Technical specs (per ND GB300 v6 rack)

  • 72 NVIDIA Blackwell Ultra GPUs + 36 Grace CPUs
  • 800 Gbps per GPU intra-rack via InfiniBand Quantum-X800
  • 130 TB/s of NVLink (inside rack)
  • 37 TB of fast memory
  • Up to 1,440 PFLOPS of FP4 Tensor Core performance

Summary

The deployment of the first large-scale cluster with GB300 NVL72 positions Azure as an immediate leader in AI supercomputing for frontier models. If the plan to scale to hundreds of thousands of GPUs unfolds as announced, the industry could normalize training cycles of weeks and accelerate a wave of larger, faster, and more useful models in agents and multimodality.

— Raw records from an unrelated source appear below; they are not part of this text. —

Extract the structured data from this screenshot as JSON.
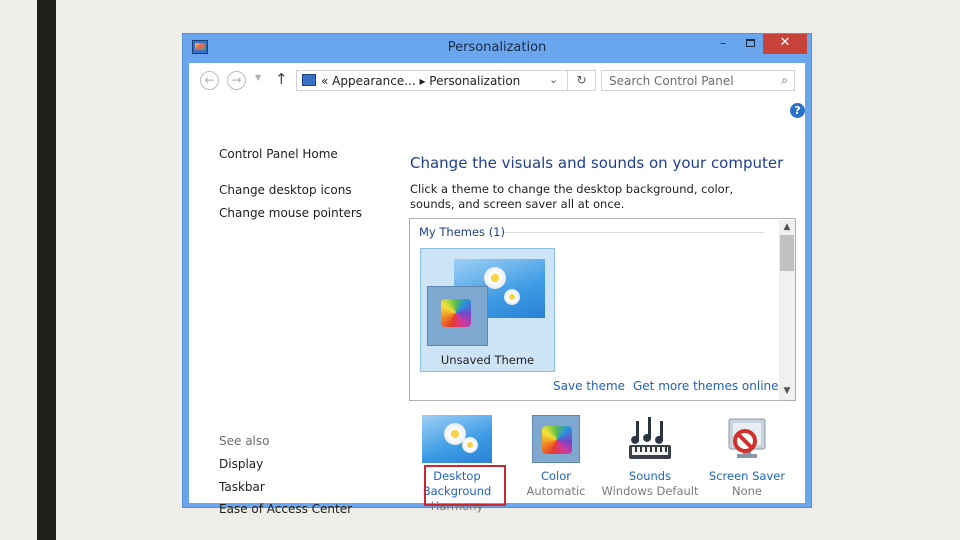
{
  "window": {
    "title": "Personalization",
    "minimize_glyph": "–",
    "close_glyph": "✕"
  },
  "nav": {
    "back_glyph": "←",
    "forward_glyph": "→",
    "dropdown_glyph": "▼",
    "up_glyph": "↑",
    "address": "« Appearance... ▸ Personalization",
    "address_chevron": "⌄",
    "refresh_glyph": "↻",
    "search_placeholder": "Search Control Panel",
    "search_glyph": "⌕"
  },
  "help_glyph": "?",
  "left_pane": {
    "home": "Control Panel Home",
    "links": [
      "Change desktop icons",
      "Change mouse pointers"
    ],
    "see_also_label": "See also",
    "see_also": [
      "Display",
      "Taskbar",
      "Ease of Access Center"
    ]
  },
  "main": {
    "heading": "Change the visuals and sounds on your computer",
    "description": "Click a theme to change the desktop background, color, sounds, and screen saver all at once.",
    "group_label": "My Themes (1)",
    "theme_name": "Unsaved Theme",
    "save_theme": "Save theme",
    "more_themes": "Get more themes online",
    "scroll_up": "▲",
    "scroll_down": "▼"
  },
  "bottom": {
    "desktop_label": "Desktop Background",
    "desktop_value": "Harmony",
    "color_label": "Color",
    "color_value": "Automatic",
    "sounds_label": "Sounds",
    "sounds_value": "Windows Default",
    "saver_label": "Screen Saver",
    "saver_value": "None"
  },
  "colors": {
    "window_frame": "#6aa6ee",
    "close_button": "#c74238",
    "link": "#2263c0",
    "heading": "#1e3f8f",
    "highlight_box": "#c8282e",
    "theme_selected": "#cde4f7"
  }
}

The shift is not incremental; it is systemic: from silicon to data center infrastructure, passing through networking and software stacks.

The close collaboration with NVIDIA acts as both a risk and an advantage: it concentrates cutting-edge technology in a single evolution pathway that, for now, dominates the market. In the short term, for OpenAI and Azure clients, the message is clear: more capacity, faster, and with less operational friction to train and infer at very large scale.